O governo do presidente Luiz Inácio Lula da Silva (PT) destinou R$ 640,1 milhões à ONG Associação Um Milhão de Cisternas para o Semiárido (P1MC), ligada a militantes históricos do Partido dos Trabalhadores. O repasse, feito através do Ministério do Desenvolvimento Social (MDS), comandado pelo também petista Wellington Dias, já levanta questionamentos sobre possível favorecimento político e aparelhamento da máquina pública.
O valor corresponde a 85% dos R$ 755,8 milhões reservados para o programa federal de cisternas, voltado ao combate à seca no Nordeste e outras regiões semiáridas do Brasil. A ONG P1MC é dirigida por dois filiados ao PT desde 1987. O convênio, assinado em 2023, representa o maior repasse da história do programa em mais de duas décadas de existência.
Subcontratações milionárias com viés político
A reportagem do jornal O Globo revelou ainda que a P1MC subcontratou 37 outras entidades, quase todas comandadas por petistas ou ex-assessores de governos do PT, para executar parte do programa, em contratos que somam R$ 152 milhões.
Um dos exemplos é a Cootapi, cooperativa do Piauí — reduto político de Wellington Dias — que recebeu R$ 9 milhões para instalar apenas 775 cisternas. Seus dirigentes são ex-assessores do governo estadual, e um deles ainda ocupa cargo comissionado na atual gestão de Rafael Fonteles (PT), sucessor e aliado direto de Dias.
Outra subcontratada, por R$ 4,6 milhões, é a Comtacte, com sede modesta em Aracati (CE), controlada por um petista ex-assessor do prefeito de Itaiçaba (também do PT). Em Pernambuco, o Cecor, liderado por uma ex-assessora de um deputado estadual petista, foi contratado por R$ 6,4 milhões.
Até ex-candidatos a vereador pelo PT figuram na lista de beneficiados. O Instituto de Formação Cidadã, de Guanambi (BA), e o Centro de Agroecologia do Semiárido, de Manoel Vitorino (BA), receberam R$ 3,4 milhões cada, mesmo sem histórico expressivo de atuação nacional.
Defesa sob suspeita
Em nota, o Ministério do Desenvolvimento Social e a ONG P1MC alegam que a contratação seguiu um edital com critérios técnicos, priorizando entidades com experiência no setor. A P1MC afirma ter atendido mais de 1,2 milhão de famílias em 20 anos, o que justificaria a escolha.

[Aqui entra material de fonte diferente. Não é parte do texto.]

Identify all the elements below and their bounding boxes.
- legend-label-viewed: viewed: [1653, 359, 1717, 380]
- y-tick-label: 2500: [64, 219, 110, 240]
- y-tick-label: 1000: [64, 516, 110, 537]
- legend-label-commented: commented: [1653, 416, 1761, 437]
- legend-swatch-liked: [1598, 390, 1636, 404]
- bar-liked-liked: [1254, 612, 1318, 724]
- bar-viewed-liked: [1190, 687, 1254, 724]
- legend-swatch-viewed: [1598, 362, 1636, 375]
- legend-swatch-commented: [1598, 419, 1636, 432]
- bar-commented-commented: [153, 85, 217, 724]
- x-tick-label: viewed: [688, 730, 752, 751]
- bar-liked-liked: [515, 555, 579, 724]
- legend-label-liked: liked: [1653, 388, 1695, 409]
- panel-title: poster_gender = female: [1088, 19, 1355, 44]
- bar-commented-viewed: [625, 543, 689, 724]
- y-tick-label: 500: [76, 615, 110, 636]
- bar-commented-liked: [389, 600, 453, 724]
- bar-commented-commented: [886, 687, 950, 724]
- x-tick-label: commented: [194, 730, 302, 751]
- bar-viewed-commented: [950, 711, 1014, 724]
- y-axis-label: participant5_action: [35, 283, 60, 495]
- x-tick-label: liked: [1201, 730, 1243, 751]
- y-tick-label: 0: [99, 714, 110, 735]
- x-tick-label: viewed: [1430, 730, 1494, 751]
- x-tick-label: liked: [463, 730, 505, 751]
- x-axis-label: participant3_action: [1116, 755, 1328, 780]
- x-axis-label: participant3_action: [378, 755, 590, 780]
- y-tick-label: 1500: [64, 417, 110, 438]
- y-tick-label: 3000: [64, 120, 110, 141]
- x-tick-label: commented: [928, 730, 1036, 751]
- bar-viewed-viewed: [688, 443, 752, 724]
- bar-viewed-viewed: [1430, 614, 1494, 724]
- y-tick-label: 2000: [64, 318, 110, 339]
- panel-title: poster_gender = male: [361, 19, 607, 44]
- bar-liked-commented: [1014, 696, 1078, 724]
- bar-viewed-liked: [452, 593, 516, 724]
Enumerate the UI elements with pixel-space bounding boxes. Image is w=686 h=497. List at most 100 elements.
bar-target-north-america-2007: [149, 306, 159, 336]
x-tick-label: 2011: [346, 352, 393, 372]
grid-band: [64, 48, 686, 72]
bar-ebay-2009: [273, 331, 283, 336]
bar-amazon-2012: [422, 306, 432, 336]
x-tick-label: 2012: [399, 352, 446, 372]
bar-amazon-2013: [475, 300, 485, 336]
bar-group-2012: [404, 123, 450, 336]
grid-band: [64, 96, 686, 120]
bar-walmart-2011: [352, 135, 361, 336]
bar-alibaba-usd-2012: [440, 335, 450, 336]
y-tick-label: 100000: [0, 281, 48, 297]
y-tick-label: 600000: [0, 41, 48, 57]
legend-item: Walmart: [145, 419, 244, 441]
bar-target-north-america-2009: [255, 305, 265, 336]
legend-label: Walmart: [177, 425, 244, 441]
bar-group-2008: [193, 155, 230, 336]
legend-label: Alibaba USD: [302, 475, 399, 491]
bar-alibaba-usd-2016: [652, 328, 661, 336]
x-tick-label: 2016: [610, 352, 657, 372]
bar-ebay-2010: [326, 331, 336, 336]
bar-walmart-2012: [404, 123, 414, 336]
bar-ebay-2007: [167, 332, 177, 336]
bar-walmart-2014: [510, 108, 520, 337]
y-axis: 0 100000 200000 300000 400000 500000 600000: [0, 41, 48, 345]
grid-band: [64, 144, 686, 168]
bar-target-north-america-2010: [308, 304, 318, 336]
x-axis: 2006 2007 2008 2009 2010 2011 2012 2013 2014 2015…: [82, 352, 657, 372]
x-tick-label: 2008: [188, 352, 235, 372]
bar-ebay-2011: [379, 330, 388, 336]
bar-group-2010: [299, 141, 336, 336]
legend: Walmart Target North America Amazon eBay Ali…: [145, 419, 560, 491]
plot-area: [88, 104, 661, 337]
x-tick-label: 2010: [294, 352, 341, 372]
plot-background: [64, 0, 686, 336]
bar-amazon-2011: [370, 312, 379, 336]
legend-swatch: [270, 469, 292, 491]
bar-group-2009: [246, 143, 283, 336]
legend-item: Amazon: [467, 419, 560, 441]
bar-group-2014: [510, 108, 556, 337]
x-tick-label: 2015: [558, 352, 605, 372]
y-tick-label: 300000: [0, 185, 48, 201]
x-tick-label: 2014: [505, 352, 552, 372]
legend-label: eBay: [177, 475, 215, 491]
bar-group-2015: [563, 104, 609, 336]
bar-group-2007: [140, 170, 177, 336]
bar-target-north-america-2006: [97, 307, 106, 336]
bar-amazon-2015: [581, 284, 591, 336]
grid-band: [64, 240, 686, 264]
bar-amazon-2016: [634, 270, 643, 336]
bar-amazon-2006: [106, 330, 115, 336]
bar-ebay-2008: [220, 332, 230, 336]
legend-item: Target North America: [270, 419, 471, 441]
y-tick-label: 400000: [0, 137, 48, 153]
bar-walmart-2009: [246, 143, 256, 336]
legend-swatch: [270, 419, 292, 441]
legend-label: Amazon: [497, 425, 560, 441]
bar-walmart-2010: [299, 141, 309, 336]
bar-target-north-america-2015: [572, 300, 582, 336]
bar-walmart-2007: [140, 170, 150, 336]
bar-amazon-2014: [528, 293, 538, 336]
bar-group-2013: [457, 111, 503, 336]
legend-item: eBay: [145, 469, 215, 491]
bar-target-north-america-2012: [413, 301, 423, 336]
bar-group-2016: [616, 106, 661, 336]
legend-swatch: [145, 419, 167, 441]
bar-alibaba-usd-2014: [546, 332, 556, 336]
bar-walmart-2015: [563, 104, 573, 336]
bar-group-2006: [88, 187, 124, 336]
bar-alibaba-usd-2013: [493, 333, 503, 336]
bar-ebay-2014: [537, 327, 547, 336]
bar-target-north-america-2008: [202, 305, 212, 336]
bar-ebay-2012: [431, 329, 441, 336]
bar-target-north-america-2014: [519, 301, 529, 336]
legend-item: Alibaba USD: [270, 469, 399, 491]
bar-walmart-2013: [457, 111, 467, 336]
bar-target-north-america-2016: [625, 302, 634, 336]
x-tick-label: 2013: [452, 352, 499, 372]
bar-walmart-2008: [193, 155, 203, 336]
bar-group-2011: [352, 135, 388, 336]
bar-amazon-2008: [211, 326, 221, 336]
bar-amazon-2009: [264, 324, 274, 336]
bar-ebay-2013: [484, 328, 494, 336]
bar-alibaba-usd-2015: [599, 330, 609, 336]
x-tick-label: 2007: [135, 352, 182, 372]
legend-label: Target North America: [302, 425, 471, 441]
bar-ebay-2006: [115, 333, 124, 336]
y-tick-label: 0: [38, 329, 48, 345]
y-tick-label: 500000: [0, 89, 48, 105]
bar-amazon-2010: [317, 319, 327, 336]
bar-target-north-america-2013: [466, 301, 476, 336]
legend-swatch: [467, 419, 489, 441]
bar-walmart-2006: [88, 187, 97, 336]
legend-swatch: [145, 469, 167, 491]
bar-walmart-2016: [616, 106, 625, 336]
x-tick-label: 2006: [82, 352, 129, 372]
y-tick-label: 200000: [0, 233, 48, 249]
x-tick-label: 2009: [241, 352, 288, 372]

“A presença de lideranças sociais com histórico político ou comunitário não fere a legalidade ou a legitimidade do trabalho técnico desenvolvido. O processo é legal, auditável e impessoal”, disse a entidade.
Críticas e suspeitas
O caso, no entanto, reforça acusações de que o governo Lula estaria promovendo aparelhamento de programas sociais, usando recursos públicos para fortalecer redes políticas regionais do PT, especialmente no Nordeste. A concentração dos recursos em ONGs de aliados políticos levanta suspeitas de direcionamento e favorecimento, em detrimento de processos mais transparentes e competitivos.
Críticos alertam que o programa, embora importante para o combate à seca, perde credibilidade quando se transforma em instrumento de barganha política. A falta de diversidade nas entidades contratadas e a presença de dirigentes com vínculos diretos com o partido governista comprometem a confiança pública e levantam dúvidas sobre a real motivação por trás da distribuição dos recursos.
Enquanto o governo alega legalidade, a sociedade civil e órgãos de controle já começam a pressionar por investigações mais profundas. Afinal, o que deveria ser uma política pública voltada para os mais vulneráveis pode estar sendo instrumentalizado para fins eleitorais.